Allen Hammer, a management consultant, was driving through Pennsylvania on a business trip when he suddenly decided he wanted to find the family farm his grandparents had sold several years earlier—and make an offer for the property on the spot. He and his siblings had spent most of their summers there as children, and they used to run around the fields, sneak up on deer, throw stones at groundhogs and steal eggs from the chicken coop.

“It was a total paradise,” says Mr. Hammer. His grandparents had been forced to sell the 100-acre farm for financial reasons, and he didn’t even know how to find it. So he called his father from the car on his cellphone, and his father guided him through the unnamed dirt roads until he lost the connection.

He finally found the property. “I just sat there, looking at it, thinking, ‘This is nothing at all like I remember it,’ ” recalls Mr. Hammer. “It was like a slap in the face.” The dark brown wood of the home had been painted a bright blue-green. The barn looked so small that he wondered how three kids had ever been able to get lost hiding in it.

“I was so deflated, I didn’t even want to see inside,” says Mr. Hammer. He drove away and dropped the idea of buying it back. Instead, he and his siblings are looking for land in Virginia with the idea of building three houses together for retirement.

“We want to recapture that experience in our old age. We’ll be kids again,” he says with a laugh.

A Thrill for Everyone

Of course, driving up to a former home, as Mr. Hammer did, is one thing; knocking on the front door is another—a line many people hesitate to cross.

Jody Akeson, a therapist in Rockville Centre, N.Y., says she drives past the house she lived in 40 years ago every time she visits her mother in Newton, Mass. She always has the same thought: “It’s beautiful. Why did I ever leave?”

But she never even considers knocking on the door. “It’s a boundary issue,” she says. “It’s not my house anymore.”

Homeowners, not surprisingly, find it unsettling to see someone staring at their house from the sidewalk. One day last spring, Betsy Styron, president of a Gainesville, Fla., nonprofit, noticed a man in a baseball cap outside her home taking pictures with a cellphone. He walked a little farther down the street and circled back. Concerned, she called her husband, who went outside and said, “Hi, I’m Bob. Can I help you?”

“I think I lived in this house for a year when I was little, but it has changed a lot,” the man replied. The couple invited him in, and he introduced himself as Benmont Tench.

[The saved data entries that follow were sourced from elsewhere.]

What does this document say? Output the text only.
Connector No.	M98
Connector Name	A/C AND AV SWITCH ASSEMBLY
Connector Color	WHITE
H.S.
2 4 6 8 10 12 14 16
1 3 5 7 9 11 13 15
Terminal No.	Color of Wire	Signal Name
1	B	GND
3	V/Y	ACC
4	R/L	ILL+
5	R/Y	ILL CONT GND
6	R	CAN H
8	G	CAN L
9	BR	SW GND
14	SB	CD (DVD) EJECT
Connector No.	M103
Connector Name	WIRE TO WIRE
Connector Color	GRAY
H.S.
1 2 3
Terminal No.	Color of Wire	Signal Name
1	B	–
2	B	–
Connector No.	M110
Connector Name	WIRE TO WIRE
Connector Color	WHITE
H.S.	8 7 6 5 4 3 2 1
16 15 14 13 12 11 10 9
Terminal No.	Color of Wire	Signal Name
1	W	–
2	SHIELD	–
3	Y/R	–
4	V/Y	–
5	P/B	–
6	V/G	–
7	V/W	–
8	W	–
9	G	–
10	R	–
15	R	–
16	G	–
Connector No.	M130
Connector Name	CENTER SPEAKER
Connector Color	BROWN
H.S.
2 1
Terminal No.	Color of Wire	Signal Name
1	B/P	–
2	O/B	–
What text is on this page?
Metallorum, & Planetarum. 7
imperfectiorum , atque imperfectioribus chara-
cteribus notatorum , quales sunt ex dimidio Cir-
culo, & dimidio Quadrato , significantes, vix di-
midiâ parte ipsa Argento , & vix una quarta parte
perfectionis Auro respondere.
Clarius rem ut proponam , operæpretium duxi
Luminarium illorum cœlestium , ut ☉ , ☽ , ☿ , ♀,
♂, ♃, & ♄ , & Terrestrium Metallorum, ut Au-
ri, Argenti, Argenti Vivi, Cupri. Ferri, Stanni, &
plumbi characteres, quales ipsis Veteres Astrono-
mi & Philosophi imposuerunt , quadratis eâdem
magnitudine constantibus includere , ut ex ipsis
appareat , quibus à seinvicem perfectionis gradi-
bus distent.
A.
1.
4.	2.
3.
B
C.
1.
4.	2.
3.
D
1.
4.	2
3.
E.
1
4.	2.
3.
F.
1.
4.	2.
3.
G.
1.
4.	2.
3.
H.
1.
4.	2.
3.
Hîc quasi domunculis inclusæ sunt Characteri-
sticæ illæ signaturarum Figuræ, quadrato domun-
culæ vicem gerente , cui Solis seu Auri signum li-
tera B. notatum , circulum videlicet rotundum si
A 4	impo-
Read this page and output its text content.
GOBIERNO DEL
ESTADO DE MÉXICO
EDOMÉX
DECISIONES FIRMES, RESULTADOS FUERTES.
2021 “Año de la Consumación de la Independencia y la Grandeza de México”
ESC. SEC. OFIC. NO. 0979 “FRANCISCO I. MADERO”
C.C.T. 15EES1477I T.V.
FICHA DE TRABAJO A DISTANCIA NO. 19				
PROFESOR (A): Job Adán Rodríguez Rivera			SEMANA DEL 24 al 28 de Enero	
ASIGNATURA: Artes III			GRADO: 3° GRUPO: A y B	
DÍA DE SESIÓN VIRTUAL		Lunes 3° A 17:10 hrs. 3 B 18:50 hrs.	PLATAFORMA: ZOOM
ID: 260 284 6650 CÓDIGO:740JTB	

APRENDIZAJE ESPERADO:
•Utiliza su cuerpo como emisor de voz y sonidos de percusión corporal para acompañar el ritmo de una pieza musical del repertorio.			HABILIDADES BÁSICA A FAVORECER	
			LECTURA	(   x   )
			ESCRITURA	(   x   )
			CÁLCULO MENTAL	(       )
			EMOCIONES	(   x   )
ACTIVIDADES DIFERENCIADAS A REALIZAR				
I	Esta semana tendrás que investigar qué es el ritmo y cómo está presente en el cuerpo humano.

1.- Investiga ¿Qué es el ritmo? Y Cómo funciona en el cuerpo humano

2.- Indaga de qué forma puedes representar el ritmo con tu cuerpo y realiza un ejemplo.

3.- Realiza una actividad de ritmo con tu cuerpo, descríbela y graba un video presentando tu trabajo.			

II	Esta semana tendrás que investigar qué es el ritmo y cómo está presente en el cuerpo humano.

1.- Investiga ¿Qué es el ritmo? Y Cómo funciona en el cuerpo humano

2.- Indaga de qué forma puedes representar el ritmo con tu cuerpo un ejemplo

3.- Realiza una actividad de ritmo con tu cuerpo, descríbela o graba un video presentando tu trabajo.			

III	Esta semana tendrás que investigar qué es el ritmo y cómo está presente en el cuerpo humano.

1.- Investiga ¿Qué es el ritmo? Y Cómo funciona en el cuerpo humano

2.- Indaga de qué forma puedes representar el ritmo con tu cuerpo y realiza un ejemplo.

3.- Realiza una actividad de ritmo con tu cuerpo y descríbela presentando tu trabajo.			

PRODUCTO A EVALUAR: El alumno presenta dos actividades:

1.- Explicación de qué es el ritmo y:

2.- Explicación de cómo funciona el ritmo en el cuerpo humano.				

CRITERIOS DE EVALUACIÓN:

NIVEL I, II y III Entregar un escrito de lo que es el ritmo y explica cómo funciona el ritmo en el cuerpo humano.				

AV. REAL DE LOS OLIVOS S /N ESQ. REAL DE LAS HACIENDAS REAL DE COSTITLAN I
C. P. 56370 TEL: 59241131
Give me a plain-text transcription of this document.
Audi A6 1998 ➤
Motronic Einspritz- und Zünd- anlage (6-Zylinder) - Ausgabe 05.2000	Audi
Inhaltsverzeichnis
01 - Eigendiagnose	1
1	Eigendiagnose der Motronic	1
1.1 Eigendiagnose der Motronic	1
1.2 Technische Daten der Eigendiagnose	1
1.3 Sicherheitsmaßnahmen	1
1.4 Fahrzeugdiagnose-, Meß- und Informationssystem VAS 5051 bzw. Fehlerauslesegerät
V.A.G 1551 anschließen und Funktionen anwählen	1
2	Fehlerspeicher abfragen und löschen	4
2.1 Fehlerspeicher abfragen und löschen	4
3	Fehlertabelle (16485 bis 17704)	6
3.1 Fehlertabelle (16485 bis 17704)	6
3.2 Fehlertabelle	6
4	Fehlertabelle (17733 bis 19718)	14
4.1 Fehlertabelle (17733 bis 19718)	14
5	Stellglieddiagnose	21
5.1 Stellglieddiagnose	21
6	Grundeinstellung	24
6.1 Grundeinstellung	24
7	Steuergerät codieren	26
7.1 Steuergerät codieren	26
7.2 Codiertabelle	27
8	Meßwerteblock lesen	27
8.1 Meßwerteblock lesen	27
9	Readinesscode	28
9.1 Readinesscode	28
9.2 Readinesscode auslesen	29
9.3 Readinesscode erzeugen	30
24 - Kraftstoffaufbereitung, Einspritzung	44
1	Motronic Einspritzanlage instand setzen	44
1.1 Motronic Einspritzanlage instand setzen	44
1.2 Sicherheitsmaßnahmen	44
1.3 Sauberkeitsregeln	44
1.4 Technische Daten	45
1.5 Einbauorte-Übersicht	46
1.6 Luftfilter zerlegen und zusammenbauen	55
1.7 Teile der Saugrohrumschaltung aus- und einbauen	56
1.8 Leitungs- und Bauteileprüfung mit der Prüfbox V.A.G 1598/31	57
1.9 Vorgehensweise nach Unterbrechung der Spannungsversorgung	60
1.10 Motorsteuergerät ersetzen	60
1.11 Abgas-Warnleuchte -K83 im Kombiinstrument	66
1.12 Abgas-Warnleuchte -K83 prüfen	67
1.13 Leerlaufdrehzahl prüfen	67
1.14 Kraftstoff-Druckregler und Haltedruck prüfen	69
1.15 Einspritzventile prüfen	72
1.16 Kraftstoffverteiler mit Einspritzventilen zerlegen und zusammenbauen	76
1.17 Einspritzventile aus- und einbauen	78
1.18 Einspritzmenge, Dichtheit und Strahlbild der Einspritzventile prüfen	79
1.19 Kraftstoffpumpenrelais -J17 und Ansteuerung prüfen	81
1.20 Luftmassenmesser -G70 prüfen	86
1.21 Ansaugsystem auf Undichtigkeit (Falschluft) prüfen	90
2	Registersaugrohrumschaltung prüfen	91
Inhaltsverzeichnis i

Ms. Styron, a huge fan of Tom Petty and the Heartbreakers, recognized him as the band’s keyboard player. “Would you mind showing me the room where I first learned to play the piano?” Mr. Tench asked. Ms. Styron was thrilled.

Mr. Tench, who now lives in Los Angeles, explains that he was “too shy to knock on the door.” Whenever he visited his parents’ home in Gainesville, he searched for the house because he had such vivid memories of falling in love with the piano there. The visit, he says, “was a wonderful, great big wow.”

Last summer, a neighbor of mine in Rolling Hills, Calif., called and asked if a friend, whose family had built our house in the 1950s, could come over. I agreed, and Janet McCaman, a medical sales representative, soon arrived with her mother. The two women politely complimented me on our remodeling. Standing in our backyard, Ms. McCaman related a long string of memories: Her father, an airline pilot, built a small racing plane in our garage. She used to watch her mother put on makeup at the vanity table we had ripped out.

After an hour, she thanked me and headed for the door, but her eyes filled with tears. When I called a few weeks later, she explained her feeling of loss.

“Other families have moved, but a lot of them have passed their homes down to their kids,” she said. “It was so emotional to go back there. It just leaves me wondering, how would my life have been different if we hadn’t moved?”